Aware of the increasing multi-culturalism of southern California, and feeling he could do no wrong based on his prior success, Schultz decided to take on the "Won Ton Circuit" after the success of the English language version of Godzilla and other recent Asian imports. This would prove to be his near undoing as the fiercely protective Asian film distributors, already entrenched with this market, declared war on Guido K. Schultz and firebombed his house. Taking the hint, Schultz turned back toward his steady markets.

The desire to expand still burgeoned within Schulz, however, and after surveying the American landscape he decided that the new frontier lie in the rapid expansion of cable television which was just beginning to take a mainstream expansion. In 1973 he opened Guido K. Schultz Syndication.

He took a similar approach with TV as he did with film. Focusing on a formula of volume sales with cheaper deals, Schultz targeted cable companies and low-power UHF stations that couldn’t afford local-origination programming nor prime first-run syndication deals. Bringing in dubbed, imported shows from across the world, Schultz would provide inexpensive slot-fillers that attracted art-house crowds, college students and foreign residents.

Schultz was unable to secure purchase for a single one of his imported shows. His trip to Mexico netted him three series: Cocktails and Recriminations, a melodramatic telenovela, Cattle Ranch 2000, a macho drama about cattle rustlers, and Ivory Bastards. Unfortunately, his formula for success in the world of film distribution did not translate to television. After nearly a year of shopping the series from town to town with a syndication contract in hand, not one television station expressed any interest. Fustrated by the experience, Schultz had all prints of the three dubbed series destroyed and vowed never to work in television again.

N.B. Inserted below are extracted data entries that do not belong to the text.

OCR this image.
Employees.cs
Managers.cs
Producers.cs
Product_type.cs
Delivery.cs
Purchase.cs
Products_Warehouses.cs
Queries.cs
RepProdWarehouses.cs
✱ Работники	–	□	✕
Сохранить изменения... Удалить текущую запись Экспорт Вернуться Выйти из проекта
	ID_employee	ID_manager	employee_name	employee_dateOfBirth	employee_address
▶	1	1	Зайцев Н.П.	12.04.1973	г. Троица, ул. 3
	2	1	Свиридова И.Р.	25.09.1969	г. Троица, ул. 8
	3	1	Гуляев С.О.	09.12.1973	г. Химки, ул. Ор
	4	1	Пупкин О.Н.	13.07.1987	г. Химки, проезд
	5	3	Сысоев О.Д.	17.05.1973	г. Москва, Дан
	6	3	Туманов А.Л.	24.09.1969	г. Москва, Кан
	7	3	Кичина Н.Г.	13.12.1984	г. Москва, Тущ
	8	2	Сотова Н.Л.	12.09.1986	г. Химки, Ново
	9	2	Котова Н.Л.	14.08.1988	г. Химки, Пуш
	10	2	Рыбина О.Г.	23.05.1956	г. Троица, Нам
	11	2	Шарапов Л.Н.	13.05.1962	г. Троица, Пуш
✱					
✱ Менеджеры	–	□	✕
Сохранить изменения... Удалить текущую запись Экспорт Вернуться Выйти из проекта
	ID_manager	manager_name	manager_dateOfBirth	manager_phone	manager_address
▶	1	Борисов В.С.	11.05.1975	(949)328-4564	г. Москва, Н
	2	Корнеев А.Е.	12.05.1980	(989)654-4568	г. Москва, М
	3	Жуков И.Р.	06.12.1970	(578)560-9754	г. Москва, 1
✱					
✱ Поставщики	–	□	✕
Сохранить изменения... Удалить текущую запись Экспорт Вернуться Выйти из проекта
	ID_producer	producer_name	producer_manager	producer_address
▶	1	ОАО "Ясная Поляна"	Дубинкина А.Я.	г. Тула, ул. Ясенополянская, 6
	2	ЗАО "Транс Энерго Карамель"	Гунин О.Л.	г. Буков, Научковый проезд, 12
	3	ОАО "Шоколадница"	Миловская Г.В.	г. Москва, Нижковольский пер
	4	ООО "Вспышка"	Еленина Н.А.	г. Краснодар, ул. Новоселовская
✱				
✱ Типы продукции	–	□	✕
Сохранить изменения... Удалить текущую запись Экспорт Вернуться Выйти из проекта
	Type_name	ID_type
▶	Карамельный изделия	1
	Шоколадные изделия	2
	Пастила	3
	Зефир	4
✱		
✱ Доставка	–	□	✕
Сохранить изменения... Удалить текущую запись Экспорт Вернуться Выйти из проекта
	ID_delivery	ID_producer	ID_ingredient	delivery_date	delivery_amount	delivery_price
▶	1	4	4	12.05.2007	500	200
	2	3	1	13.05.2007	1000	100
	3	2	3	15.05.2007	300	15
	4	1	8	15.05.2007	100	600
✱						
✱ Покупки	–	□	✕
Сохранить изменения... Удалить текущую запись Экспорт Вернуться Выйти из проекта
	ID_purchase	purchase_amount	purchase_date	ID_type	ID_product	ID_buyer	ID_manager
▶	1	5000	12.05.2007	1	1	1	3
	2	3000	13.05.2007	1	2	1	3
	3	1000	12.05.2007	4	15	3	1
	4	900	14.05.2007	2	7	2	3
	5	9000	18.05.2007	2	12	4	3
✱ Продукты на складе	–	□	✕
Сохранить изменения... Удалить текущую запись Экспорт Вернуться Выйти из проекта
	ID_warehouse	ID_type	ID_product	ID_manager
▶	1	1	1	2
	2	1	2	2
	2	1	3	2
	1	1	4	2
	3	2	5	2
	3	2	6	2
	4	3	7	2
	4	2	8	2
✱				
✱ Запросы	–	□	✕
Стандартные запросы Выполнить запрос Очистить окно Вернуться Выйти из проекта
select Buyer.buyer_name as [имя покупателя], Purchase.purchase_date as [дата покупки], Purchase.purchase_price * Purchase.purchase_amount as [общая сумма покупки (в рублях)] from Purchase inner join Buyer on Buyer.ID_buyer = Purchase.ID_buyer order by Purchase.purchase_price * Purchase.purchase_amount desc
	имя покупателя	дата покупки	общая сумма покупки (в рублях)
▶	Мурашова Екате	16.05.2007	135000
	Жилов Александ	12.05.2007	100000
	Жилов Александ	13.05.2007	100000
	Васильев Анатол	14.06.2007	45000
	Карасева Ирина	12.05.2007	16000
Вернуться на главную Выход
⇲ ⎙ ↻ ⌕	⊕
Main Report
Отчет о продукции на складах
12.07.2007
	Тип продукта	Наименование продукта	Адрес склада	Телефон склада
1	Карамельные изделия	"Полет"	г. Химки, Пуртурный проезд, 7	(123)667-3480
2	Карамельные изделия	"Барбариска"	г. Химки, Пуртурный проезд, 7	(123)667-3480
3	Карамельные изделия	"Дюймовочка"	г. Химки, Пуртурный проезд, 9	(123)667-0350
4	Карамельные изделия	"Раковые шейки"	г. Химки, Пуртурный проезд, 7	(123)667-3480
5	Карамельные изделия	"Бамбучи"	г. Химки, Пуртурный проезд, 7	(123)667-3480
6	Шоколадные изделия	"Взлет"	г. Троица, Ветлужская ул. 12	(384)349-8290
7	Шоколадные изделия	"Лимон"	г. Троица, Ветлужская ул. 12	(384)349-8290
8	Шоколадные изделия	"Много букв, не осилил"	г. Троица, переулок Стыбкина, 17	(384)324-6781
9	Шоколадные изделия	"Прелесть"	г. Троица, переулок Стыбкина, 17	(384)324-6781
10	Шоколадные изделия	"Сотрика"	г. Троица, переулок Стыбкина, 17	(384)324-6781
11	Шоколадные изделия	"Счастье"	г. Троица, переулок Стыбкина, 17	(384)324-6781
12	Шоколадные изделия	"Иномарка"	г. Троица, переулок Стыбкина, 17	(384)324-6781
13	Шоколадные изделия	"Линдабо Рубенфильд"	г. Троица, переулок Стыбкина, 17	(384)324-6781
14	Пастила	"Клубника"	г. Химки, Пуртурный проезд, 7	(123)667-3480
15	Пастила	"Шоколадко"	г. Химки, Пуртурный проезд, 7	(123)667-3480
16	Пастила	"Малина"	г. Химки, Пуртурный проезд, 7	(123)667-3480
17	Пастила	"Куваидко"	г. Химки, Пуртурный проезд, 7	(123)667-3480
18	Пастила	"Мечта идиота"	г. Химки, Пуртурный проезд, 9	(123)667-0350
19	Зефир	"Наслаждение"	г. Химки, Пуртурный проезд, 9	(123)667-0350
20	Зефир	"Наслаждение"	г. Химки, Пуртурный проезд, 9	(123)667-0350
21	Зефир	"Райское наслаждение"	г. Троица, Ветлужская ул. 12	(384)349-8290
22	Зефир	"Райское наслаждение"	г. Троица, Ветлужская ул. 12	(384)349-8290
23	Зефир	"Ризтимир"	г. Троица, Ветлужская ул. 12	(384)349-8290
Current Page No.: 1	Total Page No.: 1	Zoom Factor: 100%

Angered at his inability to realize new success, lonely since the death of his wife Inez and no longer excited with his business, Schultz abruptly closed up shop. He sold his home and his warehouse and decided to return to New York City. He opened a peep club just off of Times Square and lived a relatively quiet life.

An upswell of support of "trash culture" in the mid-seventies led to a new audience discovering his work. After a New York Times interview with John Waters for the release of "Desperate Living" reported him citing Schultz’s distributed film "Panic in the Fudge Factory" as a favorite film, art-theaters and colleges organized showings and retrospectives of his films. Schultz would be asked to come and appear at these showings and was occasionally interviewed in underground film magazines.

Giddy at the newfound notoriety, Schultz would appear to some of these speaking engagements absolutely smashed or coked to the gills. Obligatory five-minute intros to film showings would turn into hour-long diatribes about the film industry and television syndication, and he would sometimes have to be forcibly removed from the stage. In Parsippany, New Jersey, he was arrested for crapping in a theater lobby after another ejection from his own speaking engagement.

In February of 1978 he married a Filipino stripper named Lula. And divorced her three weeks later. In May of 1978, Guido K. Schultz was found dead in the bathroom of the Port Authority Terminal, having suffered a heart attack after loudly threatening a man he believed to be a homosexual hitting on him. He was 58 years young.